Solution: The given partial differential equation is \begin{equation}\label{eq:18Apr2025-1} (2xy - 1)p + (z - 2x^2)q = 2(x - yz). \end{equation} So, the auxiliary equations are \begin{equation}\label{eq:18Apr2025-2} \frac{\mathrm{d} x}{2xy - 1} = \frac{\mathrm{d} y}{z - 2x^2} = \frac{\mathrm{d} z}{2(x - yz)}. \end{equation} We recall that for a given partial differential equation $Pp + Qq = R$, we have \[ \frac{\mathrm{d} x}{P} = \frac{\mathrm{d} y}{Q} = \frac{\mathrm{d} z}{R} = \frac{S \mathrm{d} x + T \mathrm{d} y + U \mathrm{d} z}{SP + T Q + UR}, \] where $S,T,U$ are functions of $x,y,z$. We call $(S, T, U)$ a multiplier and we choose this so that $SP + T Q + UR = 0$. Then we have $S \mathrm{d} x + T \mathrm{d} y + U \mathrm{d} z = 0$.

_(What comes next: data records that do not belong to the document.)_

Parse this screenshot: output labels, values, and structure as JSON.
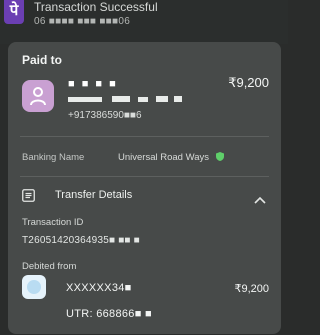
{
  "notification": {
    "app_logo_glyph": "पे",
    "title": "Transaction Successful",
    "subtitle": "06 ■■■■ ■■■ ■■■06"
  },
  "card": {
    "paid_to_label": "Paid to",
    "payee": {
      "name": "■ ■ ■ ■",
      "phone": "+917386590■■6",
      "amount": "₹9,200"
    },
    "banking_name_label": "Banking Name",
    "banking_name_value": "Universal Road Ways",
    "transfer_details_label": "Transfer Details",
    "transaction_id_label": "Transaction ID",
    "transaction_id_value": "T26051420364935■ ■■ ■",
    "debited_from_label": "Debited from",
    "account_masked": "XXXXXX34■",
    "debit_amount": "₹9,200",
    "utr_label": "UTR: 668866■ ■",
    "colors": {
      "avatar_bg": "#c9a0d2",
      "verified_green": "#5fcf6a",
      "card_bg": "#474a49",
      "brand_purple": "#6b3fb3"
    },
    "icons": [
      "person-avatar-icon",
      "verified-shield-icon",
      "document-icon",
      "chevron-up-icon",
      "bank-icon"
    ]
  }
}
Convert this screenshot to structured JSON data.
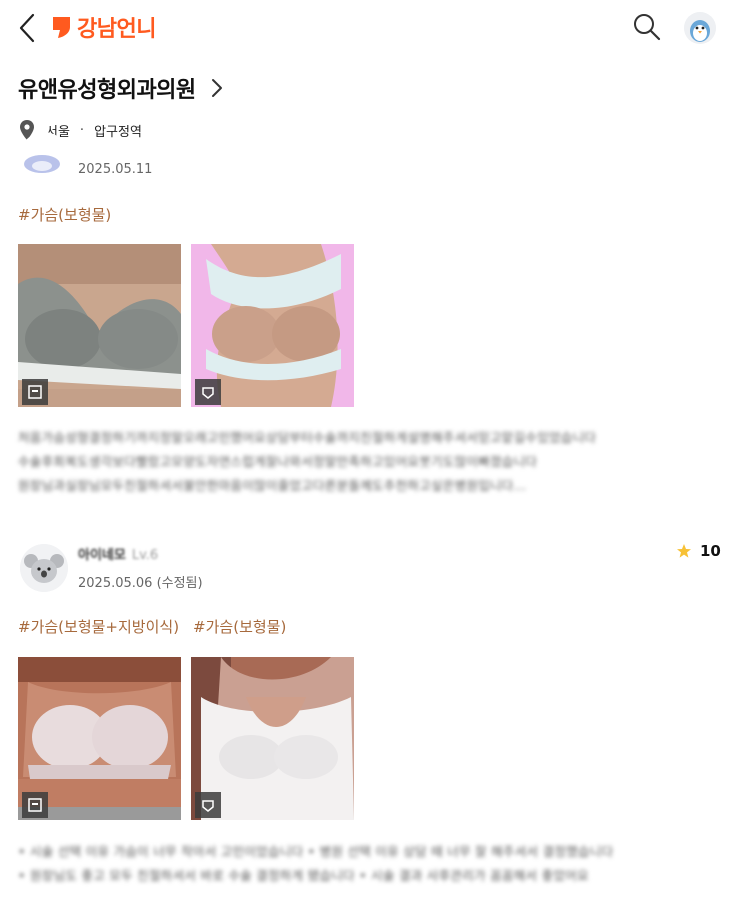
{
  "header": {
    "logo_text": "강남언니",
    "accent_color": "#ff5a1f",
    "icons": {
      "back": "chevron-left-icon",
      "search": "search-icon",
      "profile": "penguin-avatar-icon"
    }
  },
  "hospital": {
    "name": "유앤유성형외과의원",
    "location_city": "서울",
    "location_separator": "·",
    "location_area": "압구정역"
  },
  "reviews": [
    {
      "date": "2025.05.11",
      "tags": [
        "#가슴(보형물)"
      ],
      "photo_count": 2,
      "body_lines": [
        "처음가슴성형결정하기까지정말오래고민했어요상담부터수술까지친절하게설명해주셔서믿고맡길수있었습니다",
        "수술후회복도생각보다빨랐고모양도자연스럽게잘나와서정말만족하고있어요붓기도많이빠졌습니다",
        "원장님과실장님모두친절하셔서불안한마음이많이줄었고다른분들께도추천하고싶은병원입니다..."
      ]
    },
    {
      "author": "아이네모",
      "author_sub": "Lv.6",
      "date": "2025.05.06 (수정됨)",
      "rating": "10",
      "tags": [
        "#가슴(보형물+지방이식)",
        "#가슴(보형물)"
      ],
      "photo_count": 2,
      "body_lines": [
        "• 시술 선택 이유 가슴이 너무 작아서 고민이었습니다 • 병원 선택 이유 상담 때 너무 잘 해주셔서 결정했습니다",
        "• 원장님도 좋고 모두 친절하셔서 바로 수술 결정하게 됐습니다 • 시술 결과 사후관리가 꼼꼼해서 좋았어요"
      ]
    }
  ]
}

Consider the multipliers, $(2x, 2y, 1)$, then we have \begin{align*} \frac{2x \mathrm{d} x + 2y \mathrm{d} y + \mathrm{d} z}{2x(2xy - 1) + 2y(z - 2x^2) + 2(x - yz)} = \frac{2x \mathrm{d} x + 2y \mathrm{d} y + \mathrm{d} z}{0}. \end{align*} This implies \[ 2x \mathrm{d} x + 2y \mathrm{d} y + \mathrm{d} z = 0 \implies x^2 + y^2 + z = c_1, \] where $c_1$ is a constant.

Again choose a multiplier $(z, 1, x)$, we have \[ \frac{z \mathrm{d} x + \mathrm{d} y + x \mathrm{d} z}{z(2xy - 1) + (z - 2x^2) + 2x(x - yz)} = \frac{z \mathrm{d} x + \mathrm{d} y + x \mathrm{d} z}{0}. \] Thus, we have \begin{align*} z \mathrm{d} x + \mathrm{d} y + x \mathrm{d} z = 0 & \implies d(xz + y) = 0 \\ & \implies xz + y = c_2, \end{align*} where $c_2$ is a constant. Thus, a general solution will be \begin{equation}\label{eq:18Apr2025-3} f\left( x^2 + y^2 + z, xz + y \right) = 0, \end{equation} where $f$ is any arbitrary function.

Now to find a particular integral, we have $x = 1, y = 0$ which implies \begin{align*} c_1 = z + 1 \quad \text{ and } \quad c_2 = z \implies c_1 = c_2 + 1. \end{align*} Thus, a particular integral will be \[ x^2 + y^2 + z - xz - y - 1 = 0 . \]